One of the hallmarks of schizophrenia is medication non-compliance, which results in relapses that worsen with each occurrence.

Nevermind that crazy is not logical or reasonable and that appropriate medication will help the person become less anxious and paranoid and help the thought process become clearer.

Patients can refuse medication and not be forced and must be left alone to be as manic, psychotic, and paranoid as they possibly can be- even if the refusal is based on paranoia, such as being poisoned, or based on an illogical thought, such as women should only take pink pills.  This is their "right."  As if someone would want to spend life barricaded in their room using tin foil to shield themselves from the beams that the FBI is aiming at them to zap thoughts into their brain.  Yet this is what some of the patients are back to doing.  I say "back" because this is the behavior that got them brought to a hospital in the first place.  I also say "back" because this is how people had to live before drugs like Lithium were invented.

"Just reason with them," is the response from management.  Now if people were so reasonable during a psychotic break, we would not need hospitals in the first place.

This is getting really out of control.

Monday, August 6, 2012

Red did not do well in these disasters


Highly recommended crazy night nurse worked with me on the day shift once.

We had five codes that day, which was a record, for the record.

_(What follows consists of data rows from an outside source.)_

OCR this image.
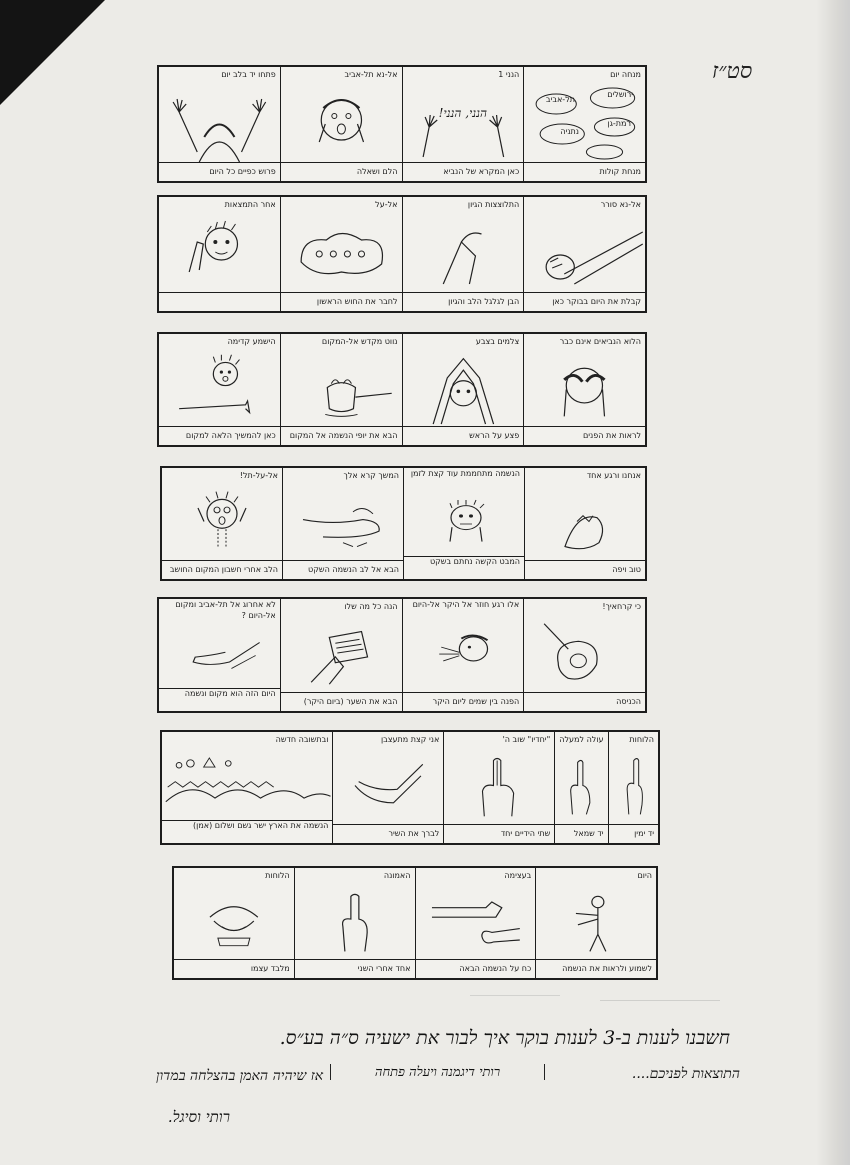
סט״ז
מנחה יום
ירושלים
תל-אביב
רמת-גן
נתניה
מנחת קולות
הנני 1
הנני, הנני!
כאן המקרא של הנביא
אל-נא תל-אביב
הלם ושאלה
פתחו יד בלב יום
פרוש כפיים כל היום
אל-נא סורר
קבלת את היום בבוקר כאן
התלוצצות הגיון
הבן לגלגל הלב והגיון
אל-על
לחבר את החוש הראשון
אחר התמצאות
הלוא הנביאים אינם כבר
לראות את הפנים
צלמים בצבע
פצע על הראש
נווט מקדש אל-המקום
הבא את יופי הנשמה אל המקום
הישמע קדימה
כאן להמשיך הלאה למקום
אנחנו ורגע אחד
טוב ויפה
הנשמה מתחממת עוד קצת לזמן
המבט הקשה נחתם בשקט
המשך קרא אלך
הבא אל לב הנשמה השקט
אל-על-תל!
הלב אחרי חשבון המקום החושב
כי קרחאיך!
הכניסה
אלו רגע חוזר אל היקר אל-היום
הפנה בין שמים ליום היקר
הנה כל מה שלו
הבא את השער (ביום היקר)
לא אחרוג אל תל-אביב ומקום אל-היום ?
היום הזה הוא מקום ונשמה
הלוחות
יד ימין
עולה למעלה
יד שמאל
"יחדיו" שוב ה'
שתי הידיים יחד
אני קצת מתעצבן
לברך את השיר
ובתשובה חדשה
הנשמה את הארץ ישר גשם ושלום (אמן)
היום
לשמוע ולראות את הנשמה
בעצימה
כח על הנשמה הבאה
האמונה
אחד אחרי השני
הלוחות
מלבד עצמו
חשבנו לענות ב-3 לענות בוקר איך לבור את ישעיה ס״ה בע״ס.
התוצאות לפניכם....
רותי דיגמנה ויעלה פתחה
אז שיהיה האמן בהצלחה במדון
רותי וסיגל.
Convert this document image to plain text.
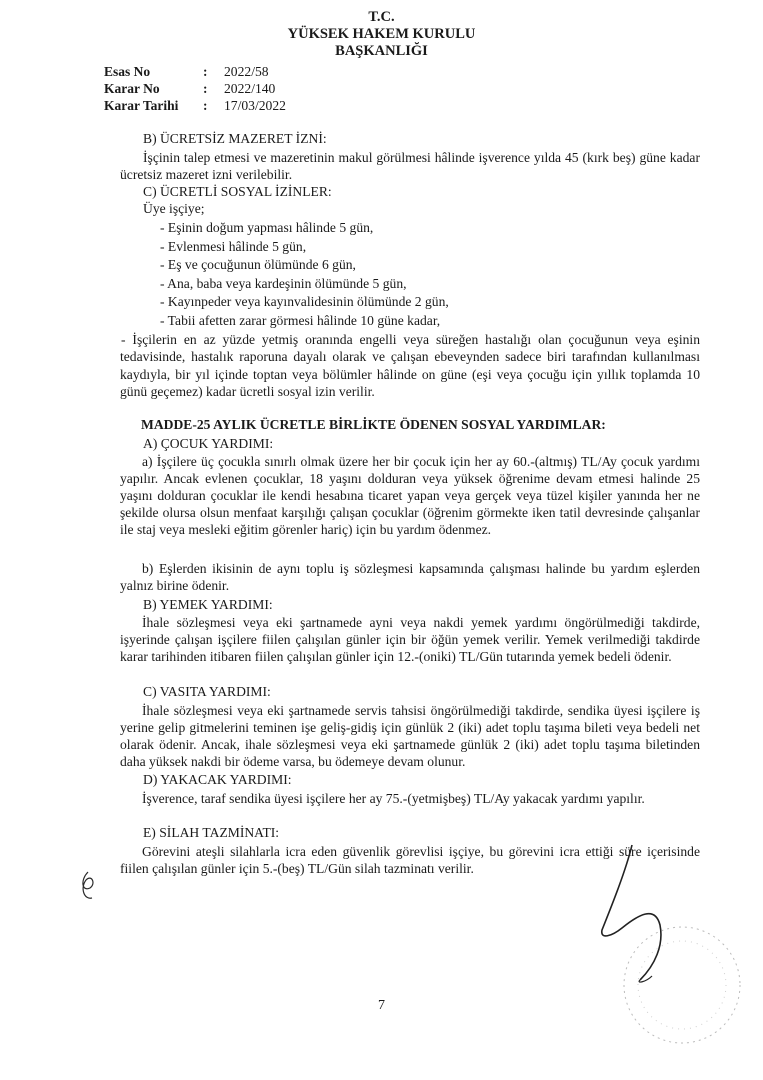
T.C.
YÜKSEK HAKEM KURULU
BAŞKANLIĞI
Esas No	: 2022/58
Karar No	: 2022/140
Karar Tarihi : 17/03/2022
B) ÜCRETSİZ MAZERET İZNİ:
İşçinin talep etmesi ve mazeretinin makul görülmesi hâlinde işverence yılda 45 (kırk beş) güne kadar ücretsiz mazeret izni verilebilir.
C) ÜCRETLİ SOSYAL İZİNLER:
Üye işçiye;
- Eşinin doğum yapması hâlinde 5 gün,
- Evlenmesi hâlinde 5 gün,
- Eş ve çocuğunun ölümünde 6 gün,
- Ana, baba veya kardeşinin ölümünde 5 gün,
- Kayınpeder veya kayınvalidesinin ölümünde 2 gün,
- Tabii afetten zarar görmesi hâlinde 10 güne kadar,
- İşçilerin en az yüzde yetmiş oranında engelli veya süreğen hastalığı olan çocuğunun veya eşinin tedavisinde, hastalık raporuna dayalı olarak ve çalışan ebeveynden sadece biri tarafından kullanılması kaydıyla, bir yıl içinde toptan veya bölümler hâlinde on güne (eşi veya çocuğu için yıllık toplamda 10 günü geçemez) kadar ücretli sosyal izin verilir.
MADDE-25 AYLIK ÜCRETLE BİRLİKTE ÖDENEN SOSYAL YARDIMLAR:
A) ÇOCUK YARDIMI:
a) İşçilere üç çocukla sınırlı olmak üzere her bir çocuk için her ay 60.-(altmış) TL/Ay çocuk yardımı yapılır. Ancak evlenen çocuklar, 18 yaşını dolduran veya yüksek öğrenime devam etmesi halinde 25 yaşını dolduran çocuklar ile kendi hesabına ticaret yapan veya gerçek veya tüzel kişiler yanında her ne şekilde olursa olsun menfaat karşılığı çalışan çocuklar (öğrenim görmekte iken tatil devresinde çalışanlar ile staj veya mesleki eğitim görenler hariç) için bu yardım ödenmez.
b) Eşlerden ikisinin de aynı toplu iş sözleşmesi kapsamında çalışması halinde bu yardım eşlerden yalnız birine ödenir.
B) YEMEK YARDIMI:
İhale sözleşmesi veya eki şartnamede ayni veya nakdi yemek yardımı öngörülmediği takdirde, işyerinde çalışan işçilere fiilen çalışılan günler için bir öğün yemek verilir. Yemek verilmediği takdirde karar tarihinden itibaren fiilen çalışılan günler için 12.-(oniki) TL/Gün tutarında yemek bedeli ödenir.
C) VASITA YARDIMI:
İhale sözleşmesi veya eki şartnamede servis tahsisi öngörülmediği takdirde, sendika üyesi işçilere iş yerine gelip gitmelerini teminen işe geliş-gidiş için günlük 2 (iki) adet toplu taşıma bileti veya bedeli net olarak ödenir. Ancak, ihale sözleşmesi veya eki şartnamede günlük 2 (iki) adet toplu taşıma biletinden daha yüksek nakdi bir ödeme varsa, bu ödemeye devam olunur.
D) YAKACAK YARDIMI:
İşverence, taraf sendika üyesi işçilere her ay 75.-(yetmişbeş) TL/Ay yakacak yardımı yapılır.
E) SİLAH TAZMİNATI:
Görevini ateşli silahlarla icra eden güvenlik görevlisi işçiye, bu görevini icra ettiği süre içerisinde fiilen çalışılan günler için 5.-(beş) TL/Gün silah tazminatı verilir.
7
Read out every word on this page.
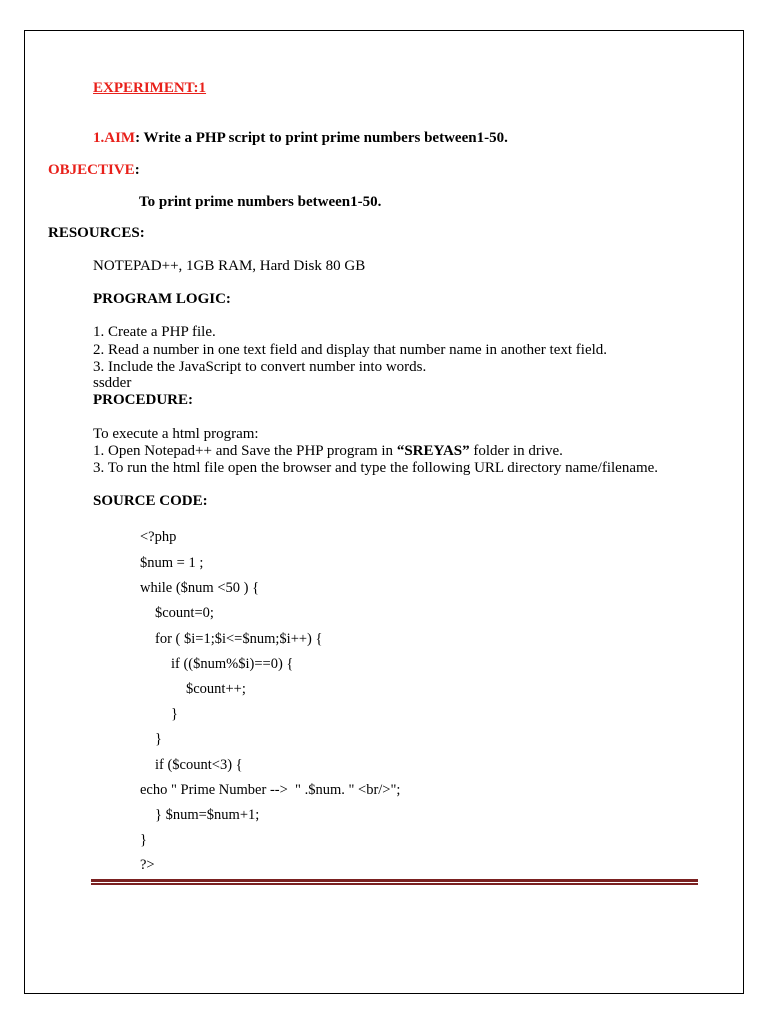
EXPERIMENT:1
1.AIM: Write a PHP script to print prime numbers between1-50.
OBJECTIVE:
To print prime numbers between1-50.
RESOURCES:
NOTEPAD++, 1GB RAM, Hard Disk 80 GB
PROGRAM LOGIC:
1. Create a PHP file.
2. Read a number in one text field and display that number name in another text field.
3. Include the JavaScript to convert number into words.
ssdder
PROCEDURE:
To execute a html program:
1. Open Notepad++ and Save the PHP program in “SREYAS” folder in drive.
3. To run the html file open the browser and type the following URL directory name/filename.
SOURCE CODE:
<?php
$num = 1 ;
while ($num <50 ) {
$count=0;
for ( $i=1;$i<=$num;$i++) {
if (($num%$i)==0) {
$count++;
}
}
if ($count<3) {
echo " Prime Number -->  " .$num. " <br/>";
} $num=$num+1;
}
?>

Crazy wore red high heel shoes.  Highly inappropriate for so many reasons, yet not unusual in this place.  By the third code, she threw the shoes and got down to work.  When the action had cleared, she went looking for her shoes and could not find them!  One of the patients must have swiped them!

She walked around in her stocking feet for the rest of the shift.  She literally slid into the fourth code and fell.  She sat out the fifth code.

Let's find her a new job.


Sunday, August 5, 2012

I highly recommend . . .


A night nurse asked me for a letter of recommendation for a job she's applying for.

Problem is, she's not very good.

On second thought, why is this a problem for me?  If she wants to quit, or in other words, get out of my hair, I should be happy that I have a legitimate way to help her [get] out.

Unbeknownst to me, she asked another nurse for a recommendation as well.  I happened to see the letter on a desk.  I was quite impressed that this other nurse had found some good, though non-specific things, to write.  I scanned through it for some ideas.

The other nurse saw me.  I complemented the letter.  "Well, I had to leave out some things, you know, like about how crazy she is," the other nurse explained.

How true.  There are patients who are more stable than this nurse.

I can write this letter.

Friday, August 3, 2012

Giving a shower to a cat

A patient clawed me.  On my arm.  Could have been worse, like on my face or in my eyes.

It will heal.

Management's response:  "You shouldn't go near the patients."

Bedside care has officially ended?  Now can I telecommute?

The other response:  "Why don't you keep her nails short?"

See above response- I should not go near the patients.  Manic, violent patients don't take well to having manicures or any personal hygiene performed on them.  Have you ever tried to give a shower to a cat?  Same idea.  Also, this patient is violently out of control because she does not take her medication and you can't force a patient to take medication if they refuse.  Same rule applies to the nail cutting, so that is why she can run around with dagger nails, clawing people.